The three birds, which included one from the Maui Bird Conservation Center in Olinda and two from the Keauhou Bird Conservation Center on Hawaii island, were flown to Kauai on Monday and released into their native habitat, signaling the end of the puaiohi captive-breeding program.
“This is very exciting for me,” said Jennifer Holler of the San Diego Zoo Global bird conservation program. “I started working with this species more than 10 years ago, and we all hope this final step in the recovery process means the puaiohi will continue to thrive in the wild.”
While the zoo’s captive-breeding program officially ended a year ago with the release of 15 birds, three were kept at one of the conservation centers for another year because they were underweight and not quite ready for release.

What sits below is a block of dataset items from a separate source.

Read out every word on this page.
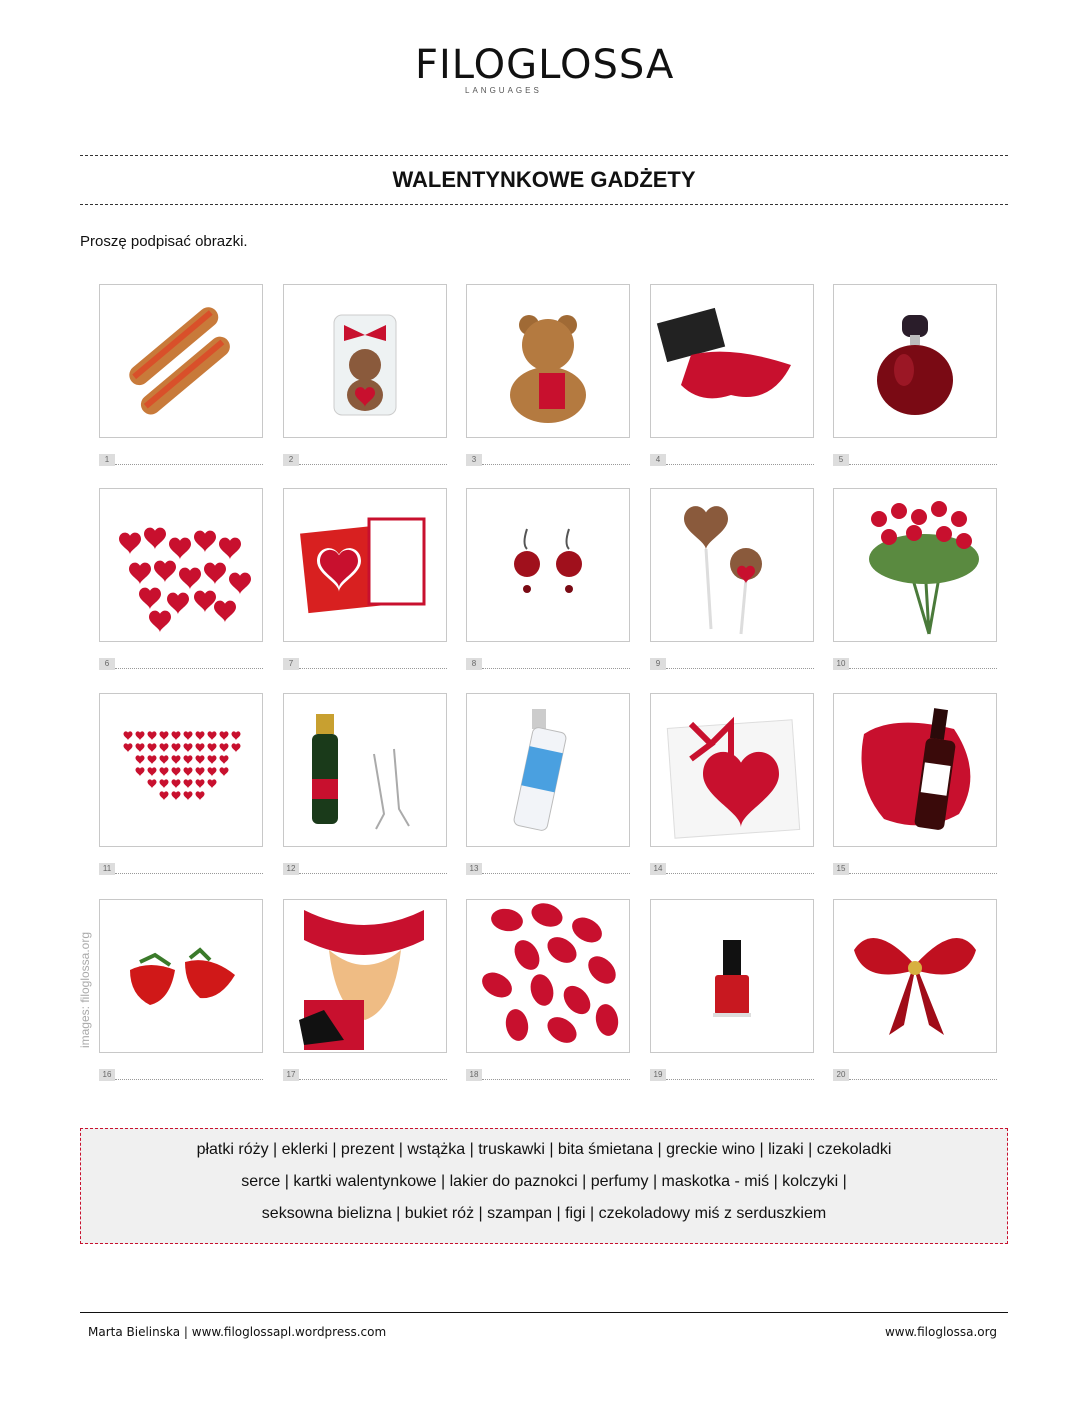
FILOGLOSSA
LANGUAGES
WALENTYNKOWE GADŻETY
Proszę podpisać obrazki.
1	2	3	4	5
6	7	8	9	10
11	12	13	14	15
16	17	18	19	20
images: filoglossa.org
płatki róży | eklerki | prezent | wstążka | truskawki | bita śmietana | greckie wino | lizaki | czekoladki
serce | kartki walentynkowe | lakier do paznokci | perfumy | maskotka - miś | kolczyki |
seksowna bielizna | bukiet róż | szampan | figi | czekoladowy miś z serduszkiem
Marta Bielinska | www.filoglossapl.wordpress.com	www.filoglossa.org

On Monday, an employee of the San Diego Zoo Global’s Maui Bird Conservation Center carried the puaiohi onto the plane and “got a lot of attention from passengers,” the department said. The birds were transferred from jet to helicopter to be flown to their final home.
Once at the release site on the Alakai Plateau, the birds were banded so they could be identified and tracked in the future. Holler said both birds are females and will hopefully be good breeders and nest builders in the wild.

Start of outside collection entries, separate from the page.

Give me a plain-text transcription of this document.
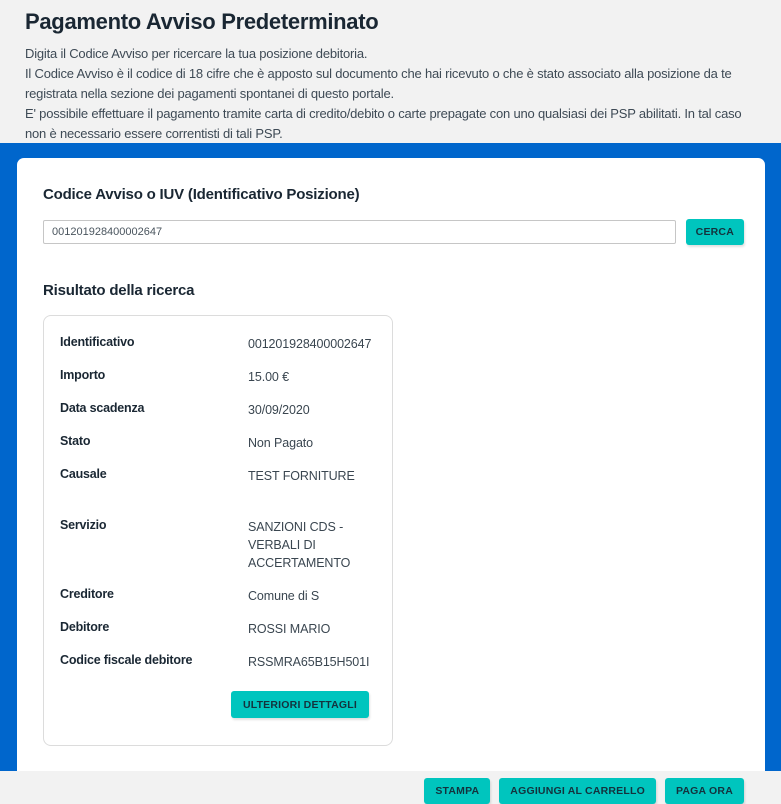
Pagamento Avviso Predeterminato
Digita il Codice Avviso per ricercare la tua posizione debitoria.
Il Codice Avviso è il codice di 18 cifre che è apposto sul documento che hai ricevuto o che è stato associato alla posizione da te
registrata nella sezione dei pagamenti spontanei di questo portale.
E' possibile effettuare il pagamento tramite carta di credito/debito o carte prepagate con uno qualsiasi dei PSP abilitati. In tal caso
non è necessario essere correntisti di tali PSP.
Codice Avviso o IUV (Identificativo Posizione)
001201928400002647
CERCA
Risultato della ricerca
Identificativo	001201928400002647
Importo	15.00 €
Data scadenza	30/09/2020
Stato	Non Pagato
Causale	TEST FORNITURE
Servizio	SANZIONI CDS - VERBALI DI ACCERTAMENTO
Creditore	Comune di S
Debitore	ROSSI MARIO
Codice fiscale debitore	RSSMRA65B15H501I
ULTERIORI DETTAGLI
STAMPA	AGGIUNGI AL CARRELLO	PAGA ORA
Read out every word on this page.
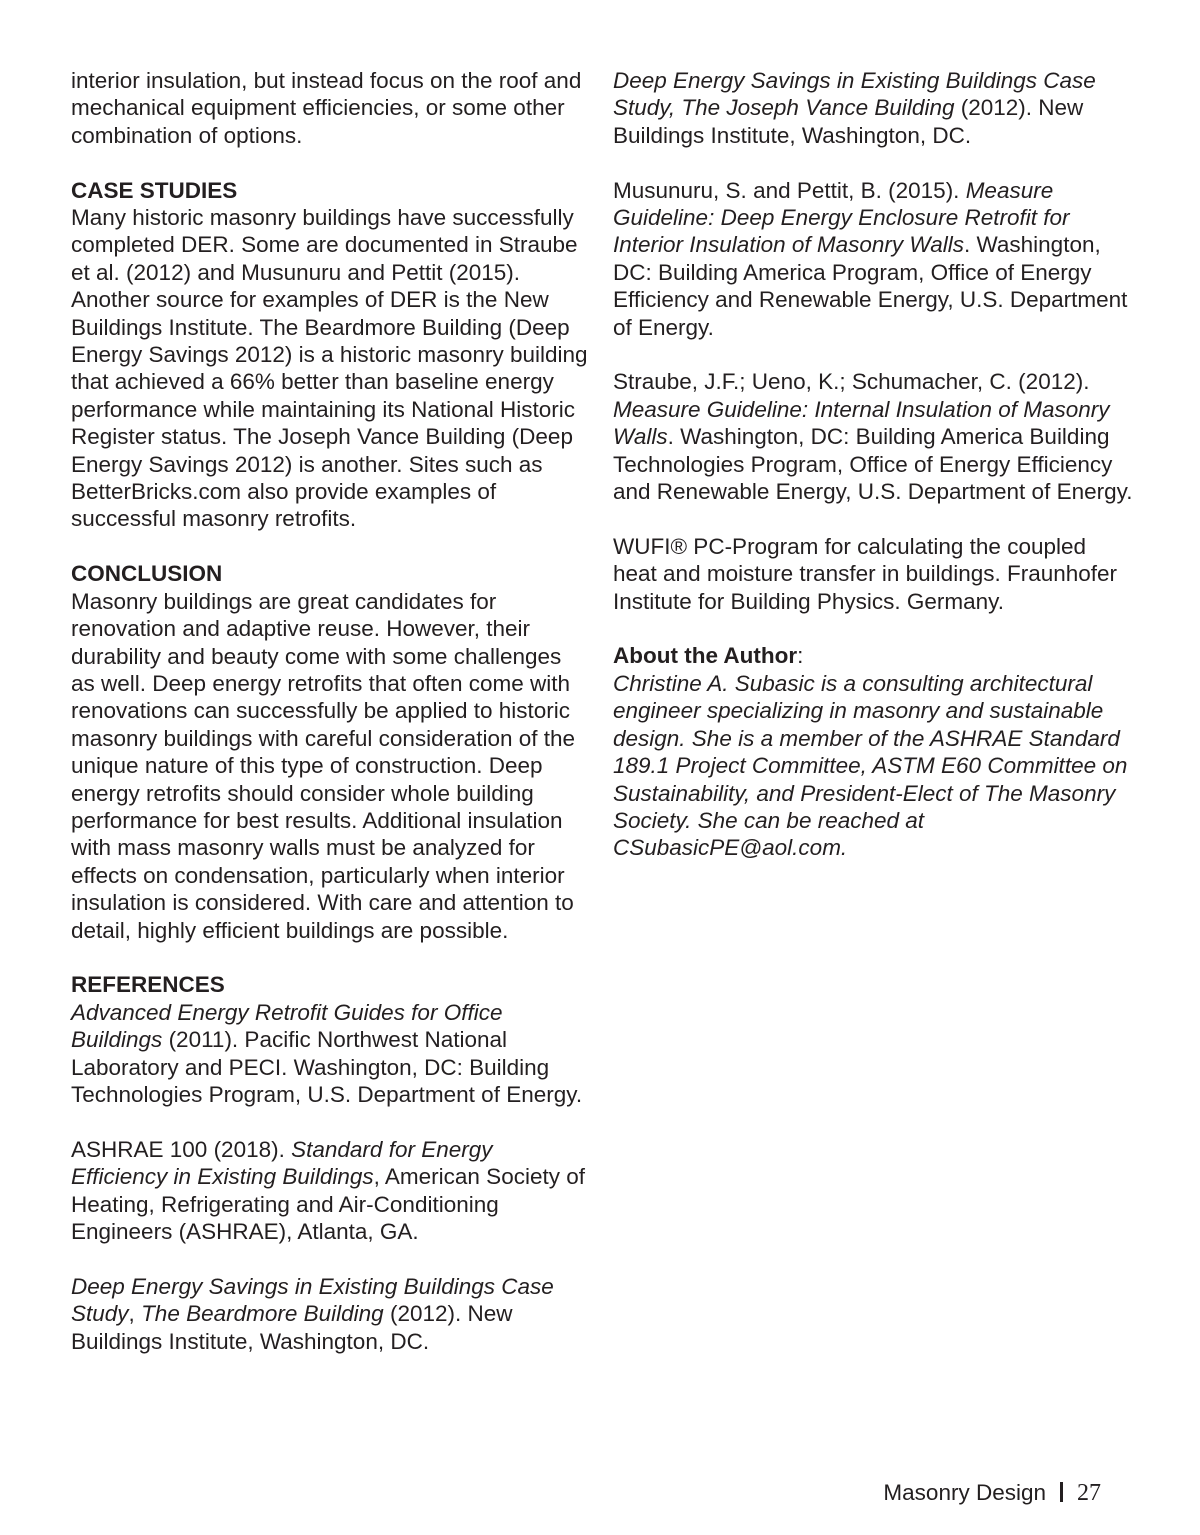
interior insulation, but instead focus on the roof and mechanical equipment efficiencies, or some other combination of options.

CASE STUDIES
Many historic masonry buildings have successfully completed DER. Some are documented in Straube et al. (2012) and Musunuru and Pettit (2015). Another source for examples of DER is the New Buildings Institute. The Beardmore Building (Deep Energy Savings 2012) is a historic masonry building that achieved a 66% better than baseline energy performance while maintaining its National Historic Register status. The Joseph Vance Building (Deep Energy Savings 2012) is another. Sites such as BetterBricks.com also provide examples of successful masonry retrofits.
CONCLUSION
Masonry buildings are great candidates for renovation and adaptive reuse. However, their durability and beauty come with some challenges as well. Deep energy retrofits that often come with renovations can successfully be applied to historic masonry buildings with careful consideration of the unique nature of this type of construction. Deep energy retrofits should consider whole building performance for best results. Additional insulation with mass masonry walls must be analyzed for effects on condensation, particularly when interior insulation is considered. With care and attention to detail, highly efficient buildings are possible.
REFERENCES

Advanced Energy Retrofit Guides for Office Buildings (2011). Pacific Northwest National Laboratory and PECI. Washington, DC: Building Technologies Program, U.S. Department of Energy.

ASHRAE 100 (2018). Standard for Energy Efficiency in Existing Buildings, American Society of Heating, Refrigerating and Air-Conditioning Engineers (ASHRAE), Atlanta, GA.

Deep Energy Savings in Existing Buildings Case Study, The Beardmore Building (2012). New Buildings Institute, Washington, DC.

Deep Energy Savings in Existing Buildings Case Study, The Joseph Vance Building (2012). New Buildings Institute, Washington, DC.

Musunuru, S. and Pettit, B. (2015). Measure Guideline: Deep Energy Enclosure Retrofit for Interior Insulation of Masonry Walls. Washington, DC: Building America Program, Office of Energy Efficiency and Renewable Energy, U.S. Department of Energy.

Straube, J.F.; Ueno, K.; Schumacher, C. (2012). Measure Guideline: Internal Insulation of Masonry Walls. Washington, DC: Building America Building Technologies Program, Office of Energy Efficiency and Renewable Energy, U.S. Department of Energy.

WUFI® PC-Program for calculating the coupled heat and moisture transfer in buildings. Fraunhofer Institute for Building Physics. Germany.

About the Author:
Christine A. Subasic is a consulting architectural engineer specializing in masonry and sustainable design. She is a member of the ASHRAE Standard 189.1 Project Committee, ASTM E60 Committee on Sustainability, and President-Elect of The Masonry Society. She can be reached at CSubasicPE@aol.com.
Masonry Design 27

The puaiohi is one of a half-dozen rare, endangered forest birds found only in the montane forests of Kauai. When the program started nearly 20 years ago, it was estimated that there were fewer than 300 of the thrush left on Kauai, said Lisa “Cali” Crampton, project leader of the Kauai Forest Bird Recover Project.
The San Diego Zoo Global, DLNR Division of Forestry and Wildlife and the U.S. Fish and Wildlife Service partnered to boost the population.
For two decades, staff from conservation centers on Maui and Hawaii island have boarded a Hawaiian Airlines plane bound for Kauai, carrying either a small wooden box or large, six-compartment crate bearing the birds. Staff members took the captive-raised puaiohi to be released in the remote, rugged Alakai Plateau below Mount Waialeale. In total, 240 puaiohi have been transported to Kauai.
“There is now a stable population of about 500 puaiohi on Kauai, according to a scientific paper we published earlier this month,” Crampton said. “Their habitat is protected by predator-proof fencing; invasive plants and animals have been controlled, and now we hope we’ll see their population numbers increase over time in the wild.”
Crampton explained that while it would be wonderful to see 1,000 or 2,000 puaiohi in the mountains, there was evidence that captive-raised puaiohi in recent releases were not doing as well as experts had hoped. Many of the birds died within several months, likely eaten by predatory rats.
So researchers decided that “with the puaiohi population remaining stable, it was best to spend limited funds on rodent control and focus on two other species that are in dire straits due to dramatic population declines,” Crampton said.
Both the ‘akikiki and ‘akeke’e have populations of around 500 and 1,000 birds, respectively, and the ‘akeke’e has seen a 98 percent population decline over the past 12 to 15 years. Bird recovery teams are putting the majority of their efforts now into collecting eggs of these endemic birds from nests high in ohia trees, hatching them and then raising chicks at the bird conservation centers for eventual release back into the wild.